Es könne nicht davon ausgegangen werden, dass die Mutter in dieser Postportalen Zeit in der Lage sei, selbstständig das Bett zu verlassen. Es liege nach Auffassung des Gerichts somit ein grober Behandlungsfehler vor. Dies führt zu einer Beweislastumkehr der haftungsbegründeten Kausalitäten zulasten der Beklagten. Nach § 630h Absatz 5 Satz 1 BGB wird davon ausgegangen, dass ein grober Behandlungsfehler, der grundsätzlich geeignet ist, eine Verletzung des Lebens, des Körpers oder der Gesundheit der tatsächlichen eingetretenen Art herbeizuführen, für diese Verletzung ursächlich war. Das war hier der Fall. Die Beklagten konnten nicht beweisen, dass die Kindesmutter Mitschuld an den entstandenen Geburtsschäden hätte.

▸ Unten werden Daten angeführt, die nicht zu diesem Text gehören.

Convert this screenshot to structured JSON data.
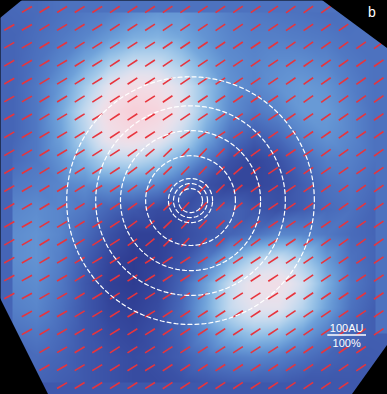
{
  "chart_data": {
    "type": "heatmap",
    "title": "b",
    "xlim": [
      -500,
      500
    ],
    "ylim": [
      -509,
      509
    ],
    "tick_labels": false,
    "color_range": [
      0,
      1
    ],
    "cells": [
      [
        null,
        0.32,
        0.34,
        0.36,
        0.38,
        0.42,
        0.45,
        0.45,
        0.42,
        0.38,
        0.36,
        0.35,
        0.34,
        0.33,
        null,
        null
      ],
      [
        0.3,
        0.33,
        0.36,
        0.4,
        0.46,
        0.52,
        0.54,
        0.5,
        0.44,
        0.4,
        0.38,
        0.38,
        0.37,
        0.36,
        0.34,
        null
      ],
      [
        0.3,
        0.34,
        0.4,
        0.5,
        0.62,
        0.7,
        0.7,
        0.62,
        0.5,
        0.42,
        0.4,
        0.42,
        0.42,
        0.4,
        0.36,
        0.34
      ],
      [
        0.3,
        0.36,
        0.46,
        0.62,
        0.8,
        0.9,
        0.88,
        0.76,
        0.58,
        0.44,
        0.4,
        0.44,
        0.46,
        0.44,
        0.38,
        0.34
      ],
      [
        0.3,
        0.36,
        0.5,
        0.7,
        0.92,
        1.0,
        0.96,
        0.8,
        0.58,
        0.42,
        0.36,
        0.4,
        0.46,
        0.46,
        0.4,
        0.34
      ],
      [
        0.3,
        0.36,
        0.48,
        0.66,
        0.86,
        0.92,
        0.86,
        0.7,
        0.5,
        0.34,
        0.28,
        0.32,
        0.4,
        0.44,
        0.4,
        0.34
      ],
      [
        0.32,
        0.36,
        0.44,
        0.54,
        0.66,
        0.68,
        0.62,
        0.5,
        0.36,
        0.24,
        0.2,
        0.24,
        0.32,
        0.38,
        0.38,
        0.34
      ],
      [
        0.36,
        0.38,
        0.4,
        0.42,
        0.44,
        0.44,
        0.4,
        0.32,
        0.24,
        0.2,
        0.2,
        0.22,
        0.28,
        0.34,
        0.36,
        0.32
      ],
      [
        0.4,
        0.42,
        0.4,
        0.36,
        0.3,
        0.26,
        0.22,
        0.22,
        0.28,
        0.3,
        0.26,
        0.24,
        0.28,
        0.32,
        0.34,
        0.3
      ],
      [
        0.42,
        0.44,
        0.4,
        0.32,
        0.24,
        0.18,
        0.18,
        0.22,
        0.26,
        0.3,
        0.34,
        0.4,
        0.4,
        0.36,
        0.32,
        0.3
      ],
      [
        0.42,
        0.44,
        0.38,
        0.28,
        0.2,
        0.16,
        0.18,
        0.24,
        0.36,
        0.52,
        0.66,
        0.72,
        0.62,
        0.46,
        0.34,
        0.3
      ],
      [
        0.4,
        0.42,
        0.36,
        0.26,
        0.18,
        0.16,
        0.2,
        0.3,
        0.48,
        0.7,
        0.86,
        0.88,
        0.74,
        0.52,
        0.36,
        0.3
      ],
      [
        0.38,
        0.4,
        0.34,
        0.26,
        0.2,
        0.18,
        0.22,
        0.32,
        0.5,
        0.7,
        0.8,
        0.8,
        0.66,
        0.48,
        0.34,
        0.28
      ],
      [
        0.34,
        0.36,
        0.32,
        0.26,
        0.22,
        0.2,
        0.24,
        0.3,
        0.42,
        0.54,
        0.6,
        0.58,
        0.48,
        0.38,
        0.3,
        0.28
      ],
      [
        null,
        0.32,
        0.3,
        0.26,
        0.24,
        0.22,
        0.24,
        0.28,
        0.34,
        0.38,
        0.4,
        0.38,
        0.34,
        0.3,
        0.28,
        null
      ],
      [
        null,
        null,
        0.28,
        0.26,
        0.24,
        0.22,
        0.22,
        0.24,
        0.26,
        0.28,
        0.28,
        0.28,
        0.26,
        0.26,
        0.26,
        null
      ]
    ],
    "vectors": {
      "percent": 30,
      "color": "#e8343c",
      "angle": [
        [
          null,
          30,
          31,
          31,
          32,
          32,
          33,
          33,
          33,
          34,
          34,
          34,
          34,
          34,
          34,
          34,
          35,
          35,
          35,
          null,
          null,
          null
        ],
        [
          30,
          30,
          31,
          31,
          32,
          32,
          33,
          33,
          33,
          34,
          34,
          34,
          34,
          34,
          34,
          34,
          35,
          35,
          35,
          35,
          null,
          null
        ],
        [
          30,
          30,
          31,
          31,
          32,
          32,
          33,
          33,
          33,
          34,
          34,
          34,
          34,
          34,
          34,
          34,
          35,
          35,
          35,
          35,
          35,
          35
        ],
        [
          30,
          30,
          31,
          31,
          32,
          32,
          33,
          33,
          33,
          34,
          34,
          34,
          34,
          34,
          34,
          34,
          35,
          35,
          35,
          35,
          35,
          35
        ],
        [
          30,
          30,
          31,
          31,
          32,
          32,
          33,
          33,
          33,
          34,
          34,
          34,
          34,
          34,
          34,
          34,
          35,
          35,
          35,
          35,
          35,
          35
        ],
        [
          30,
          30,
          31,
          31,
          32,
          32,
          33,
          33,
          33,
          34,
          34,
          34,
          34,
          34,
          34,
          34,
          35,
          35,
          35,
          35,
          35,
          35
        ],
        [
          30,
          30,
          31,
          31,
          32,
          32,
          33,
          33,
          33,
          34,
          34,
          34,
          34,
          34,
          34,
          34,
          35,
          35,
          35,
          35,
          35,
          35
        ],
        [
          30,
          30,
          31,
          31,
          32,
          32,
          33,
          33,
          33,
          34,
          34,
          34,
          34,
          34,
          34,
          34,
          35,
          35,
          35,
          35,
          35,
          35
        ],
        [
          30,
          30,
          31,
          31,
          32,
          32,
          33,
          36,
          40,
          44,
          46,
          46,
          44,
          40,
          36,
          34,
          34,
          35,
          35,
          35,
          35,
          35
        ],
        [
          30,
          30,
          31,
          31,
          32,
          32,
          33,
          36,
          40,
          44,
          46,
          46,
          44,
          40,
          36,
          34,
          34,
          35,
          35,
          35,
          35,
          35
        ],
        [
          30,
          30,
          31,
          31,
          32,
          32,
          33,
          36,
          40,
          44,
          46,
          46,
          44,
          40,
          36,
          34,
          34,
          35,
          35,
          35,
          35,
          35
        ],
        [
          30,
          30,
          31,
          31,
          32,
          32,
          33,
          36,
          40,
          44,
          46,
          46,
          44,
          40,
          36,
          34,
          34,
          35,
          35,
          35,
          35,
          35
        ],
        [
          30,
          30,
          31,
          31,
          32,
          32,
          33,
          36,
          40,
          44,
          46,
          46,
          44,
          40,
          36,
          34,
          34,
          35,
          35,
          35,
          35,
          35
        ],
        [
          30,
          30,
          31,
          31,
          32,
          32,
          33,
          36,
          40,
          44,
          46,
          46,
          44,
          40,
          36,
          34,
          34,
          35,
          35,
          35,
          35,
          35
        ],
        [
          29,
          29,
          30,
          30,
          31,
          31,
          32,
          32,
          32,
          33,
          33,
          33,
          33,
          33,
          33,
          33,
          34,
          34,
          34,
          34,
          34,
          34
        ],
        [
          29,
          29,
          30,
          30,
          31,
          31,
          32,
          32,
          32,
          33,
          33,
          33,
          33,
          33,
          33,
          33,
          34,
          34,
          34,
          34,
          34,
          34
        ],
        [
          29,
          29,
          30,
          30,
          31,
          31,
          32,
          32,
          32,
          33,
          33,
          33,
          33,
          33,
          33,
          33,
          34,
          34,
          34,
          34,
          34,
          34
        ],
        [
          null,
          29,
          30,
          30,
          31,
          31,
          32,
          32,
          32,
          33,
          33,
          33,
          33,
          33,
          33,
          33,
          34,
          34,
          34,
          34,
          34,
          34
        ],
        [
          null,
          29,
          30,
          30,
          31,
          31,
          32,
          32,
          32,
          33,
          33,
          33,
          33,
          33,
          33,
          33,
          34,
          34,
          34,
          34,
          34,
          34
        ],
        [
          null,
          null,
          30,
          30,
          31,
          31,
          32,
          32,
          32,
          33,
          33,
          33,
          33,
          33,
          33,
          33,
          34,
          34,
          34,
          34,
          34,
          null
        ],
        [
          null,
          null,
          30,
          30,
          31,
          31,
          32,
          32,
          32,
          33,
          33,
          33,
          33,
          33,
          33,
          33,
          34,
          34,
          34,
          34,
          34,
          null
        ],
        [
          null,
          null,
          null,
          30,
          31,
          31,
          32,
          32,
          32,
          33,
          33,
          33,
          33,
          33,
          33,
          33,
          34,
          34,
          34,
          34,
          null,
          null
        ]
      ]
    },
    "contours": {
      "center": [
        -9,
        -8
      ],
      "radii": [
        31,
        44,
        57,
        116,
        181,
        245,
        320
      ],
      "color": "#ffffff",
      "line_style": "dashed"
    },
    "scale_bar": {
      "length": 100,
      "percent": 100,
      "labels": [
        "100AU",
        "100%"
      ]
    }
  }
}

Mutter trägt keine Mitschuld an den Schäden ihres Kindes
Allein durch das Fehlen der Klingel in Reichweite der Mutter ist es bei der Behandlung und Reanimation der Klägerin zu Verzögerungen gekommen. Hätte die Kindsmutter die Klingel früher betätigen können, hätte ein früheres Eingreifen der Hebamme mit großer Wahrscheinlichkeit dazu geführt, dass der Gesundheitsschaden der Klägerin nicht oder nur in geringer Ausprägung eingetreten wäre.